Since Queen Victoria grew up at Kensington Palace and later actually saved it from destruction when she was queen, there is also a delightful exhibit called “Victoria Revealed” that explores her long and fascinating life.
Princess Victoria was born on 24 May 1819 at Kensington Palace where she grew up alone with her mother, the Duchess of Kent, and spent what she would later recall as a lonely and unhappy childhood.
She became queen at just eighteen and held her first Privy Council meeting in Kensington Palace’s Red Saloon.
I was especially touched by the devoted relationship she had with Albert. Remember that since she was the monarch, protocol required that she would propose to him. I love that! After 24 years on the throne at age 42, she was completely devastated by Albert’s death. As you may remember, she lived for another 42 years. She died in 1901 at age 82.
– See more at: http://www.hrp.org.uk/KensingtonPalace/WhatsOn/VictoriaRevealed#sthash.wm6IL8sm.dpuf
By the way, on September 11 of next year, Queen Elizabeth will surpass the long reign of Queen Victoria. At age 88 now, she certainly seems to be on her way to achieving that exciting milestone. Remember, her mother died at age 102!
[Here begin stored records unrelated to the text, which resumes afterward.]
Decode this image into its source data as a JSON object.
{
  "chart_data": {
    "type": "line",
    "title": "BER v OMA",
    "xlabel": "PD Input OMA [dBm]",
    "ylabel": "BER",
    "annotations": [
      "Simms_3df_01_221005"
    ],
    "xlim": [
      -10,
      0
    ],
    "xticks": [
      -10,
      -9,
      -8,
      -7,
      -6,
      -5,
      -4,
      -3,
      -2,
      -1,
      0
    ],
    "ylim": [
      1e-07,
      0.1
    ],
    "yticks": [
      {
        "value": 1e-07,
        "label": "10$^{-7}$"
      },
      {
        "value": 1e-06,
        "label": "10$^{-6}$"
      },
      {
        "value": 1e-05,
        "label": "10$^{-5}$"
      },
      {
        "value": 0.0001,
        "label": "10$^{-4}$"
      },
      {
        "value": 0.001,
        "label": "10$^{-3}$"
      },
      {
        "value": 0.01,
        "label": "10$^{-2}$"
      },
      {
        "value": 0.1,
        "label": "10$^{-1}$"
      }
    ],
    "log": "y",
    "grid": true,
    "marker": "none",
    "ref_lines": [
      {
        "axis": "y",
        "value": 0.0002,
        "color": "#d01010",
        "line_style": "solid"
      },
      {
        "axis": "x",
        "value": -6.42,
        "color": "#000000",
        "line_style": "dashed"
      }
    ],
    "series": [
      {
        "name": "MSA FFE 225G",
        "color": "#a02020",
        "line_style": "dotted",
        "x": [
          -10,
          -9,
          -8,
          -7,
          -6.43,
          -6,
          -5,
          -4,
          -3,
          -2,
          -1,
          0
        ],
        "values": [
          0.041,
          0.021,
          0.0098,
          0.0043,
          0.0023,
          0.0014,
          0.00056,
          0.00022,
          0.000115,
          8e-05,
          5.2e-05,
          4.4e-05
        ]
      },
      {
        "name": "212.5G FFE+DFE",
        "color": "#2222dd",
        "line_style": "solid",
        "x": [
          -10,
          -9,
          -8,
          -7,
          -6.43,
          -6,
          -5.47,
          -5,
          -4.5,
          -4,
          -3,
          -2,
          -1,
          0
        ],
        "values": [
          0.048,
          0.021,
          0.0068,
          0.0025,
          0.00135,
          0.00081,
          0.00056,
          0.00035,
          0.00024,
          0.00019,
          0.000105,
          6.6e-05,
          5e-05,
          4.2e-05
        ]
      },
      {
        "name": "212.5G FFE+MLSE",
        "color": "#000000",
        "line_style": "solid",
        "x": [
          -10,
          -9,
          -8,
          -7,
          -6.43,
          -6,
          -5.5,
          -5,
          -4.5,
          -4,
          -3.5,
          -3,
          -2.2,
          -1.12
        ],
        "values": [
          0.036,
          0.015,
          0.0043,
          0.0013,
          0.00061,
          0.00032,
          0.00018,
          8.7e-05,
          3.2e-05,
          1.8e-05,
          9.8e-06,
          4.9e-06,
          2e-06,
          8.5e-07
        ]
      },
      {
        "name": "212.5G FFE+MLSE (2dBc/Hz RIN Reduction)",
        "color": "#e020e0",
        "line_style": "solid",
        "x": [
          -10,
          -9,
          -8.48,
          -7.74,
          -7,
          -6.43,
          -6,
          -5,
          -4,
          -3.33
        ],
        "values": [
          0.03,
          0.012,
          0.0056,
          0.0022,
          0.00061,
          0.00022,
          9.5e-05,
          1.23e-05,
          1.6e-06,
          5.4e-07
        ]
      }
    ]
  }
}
Four other interesting museum exhibits deserve mention:
1. “Italian Fashion” at the Victoria and Albert Museum
2. “Fashion Rules” at Kensington Palace included dresses from The Queen, her sister Princess Margaret and also Diana, Princess of Wales or affectionately considered “The People’s Princess”.
Remember that Diana lived at Kensington Palace and it was there that people flocked after her death to place flowers and other tributes.
Currently, among many other members of the Royal family, William and Kate and baby George live there. Another George!
3. The Royal Mews, a permanent “exhibit” that includes the ceremonial coaches used for royal processions. See the most famous golden one:
The Golden Coach
4. “Henri Matisse, The Cut-outs” at the Tate Modern was a completely delightful presentation of his intense curiosity and unmatched artistry.